Dans les systèmes frontaliers modernes, les personnes blanches sont privilégiées par rapport aux autres, qui sont exclues, souvent de manière violente.
Comment les frontières sont-elles façonnées ou influencées par le colonialisme ?
À l’époque coloniale, les frontières ont été dessinées, imposées ou influencées de manière à refléter et à renforcer les dynamiques et les idéologies du pouvoir colonial, établissant et mondialisant la suprématie blanche et construisant des hiérarchies raciales.
La Conférence de Berlin de 1884-1885, par exemple, a établi des règles pour la colonisation de l’Afrique et divisé un vaste territoire entre les puissances européennes, sans tenir compte des populations autochtones du continent.

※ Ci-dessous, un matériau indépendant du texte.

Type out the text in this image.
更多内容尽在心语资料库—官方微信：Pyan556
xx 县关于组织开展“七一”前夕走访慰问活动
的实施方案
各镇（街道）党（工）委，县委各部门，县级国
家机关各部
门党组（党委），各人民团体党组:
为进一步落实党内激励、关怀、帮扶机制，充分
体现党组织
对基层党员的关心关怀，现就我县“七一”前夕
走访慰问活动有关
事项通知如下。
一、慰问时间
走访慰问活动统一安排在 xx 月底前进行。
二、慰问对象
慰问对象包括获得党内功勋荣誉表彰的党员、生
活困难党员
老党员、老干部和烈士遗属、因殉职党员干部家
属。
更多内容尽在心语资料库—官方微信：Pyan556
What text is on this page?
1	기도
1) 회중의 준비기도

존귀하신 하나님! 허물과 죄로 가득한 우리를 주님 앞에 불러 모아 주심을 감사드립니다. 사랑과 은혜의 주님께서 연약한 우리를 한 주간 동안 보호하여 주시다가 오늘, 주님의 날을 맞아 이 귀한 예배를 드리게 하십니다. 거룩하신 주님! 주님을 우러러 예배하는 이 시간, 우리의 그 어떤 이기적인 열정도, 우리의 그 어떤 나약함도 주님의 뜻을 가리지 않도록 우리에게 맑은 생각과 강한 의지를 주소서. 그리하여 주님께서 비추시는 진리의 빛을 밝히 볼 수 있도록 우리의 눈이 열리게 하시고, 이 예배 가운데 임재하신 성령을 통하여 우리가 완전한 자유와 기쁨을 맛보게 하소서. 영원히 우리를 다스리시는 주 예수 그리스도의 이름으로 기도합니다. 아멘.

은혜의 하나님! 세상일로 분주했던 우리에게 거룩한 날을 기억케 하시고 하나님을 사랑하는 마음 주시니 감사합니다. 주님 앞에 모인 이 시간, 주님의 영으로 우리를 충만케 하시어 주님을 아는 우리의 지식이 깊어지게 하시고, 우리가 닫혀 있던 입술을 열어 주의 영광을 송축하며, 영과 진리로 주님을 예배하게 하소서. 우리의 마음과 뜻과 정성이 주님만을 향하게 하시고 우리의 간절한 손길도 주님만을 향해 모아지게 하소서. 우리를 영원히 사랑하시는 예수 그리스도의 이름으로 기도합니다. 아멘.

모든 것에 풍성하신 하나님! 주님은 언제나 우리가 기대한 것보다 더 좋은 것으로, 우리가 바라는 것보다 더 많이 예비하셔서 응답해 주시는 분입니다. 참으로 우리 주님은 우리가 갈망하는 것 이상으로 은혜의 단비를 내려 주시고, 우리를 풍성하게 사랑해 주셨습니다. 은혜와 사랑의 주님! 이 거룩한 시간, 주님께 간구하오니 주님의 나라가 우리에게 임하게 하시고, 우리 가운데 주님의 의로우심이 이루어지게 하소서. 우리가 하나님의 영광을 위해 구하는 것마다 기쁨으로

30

Au cours de la même période, les systèmes d’attribution de passeports et de visas ont été mis sur pied pour permettre de contrôler la mobilité, d’identifier les étrangers, de limiter leur capacité à se déplacer et de gérer le recours à la main-d’œuvre immigrée.
Comment cela se traduit-il aujourd’hui dans les systèmes migratoires ?
Les politiques et pratiques migratoires actuelles reproduisent les préjugés développés à l’époque coloniale, comme l’idée que les colons peuvent voyager librement entre leur pays d’origine et ses colonies, au contraire des populations colonisées – qui ne peuvent se rendre dans le pays colonial que pour y fournir une main-d’œuvre bon marché.
Ces préjugés sont répliqués dans les politiques migratoires contemporaines : les ressortissants des pays du Nord peuvent voyager plus facilement et dans plus de régions du monde que ceux des pays du Sud, tout en bénéficiant de conditions de visa plus favorables.
Amnesty International a dénoncé les politiques en matière de visas de plusieurs pays, qui prétendent autoriser le déplacement de la main-d’œuvre bon marché des pays du Sud, mais qui, en réalité, exposent les travailleurs·euses migrants étrangers à l’exploitation au travail et à des violations des droits humains.
Que signifie l’expression « frontières raciales numériques » ?
Selon E. Tendayi Achiume, ancienne rapporteuse spéciale des Nations Unies sur les formes contemporaines de racisme, de discrimination raciale, de xénophobie et de l’intolérance qui y est associée, le terme « frontières raciales numériques » désigne la façon dont les technologies numériques déployées dans les contextes d’asile et de migration contribuent à renforcer les inégalités et les préjugés raciaux.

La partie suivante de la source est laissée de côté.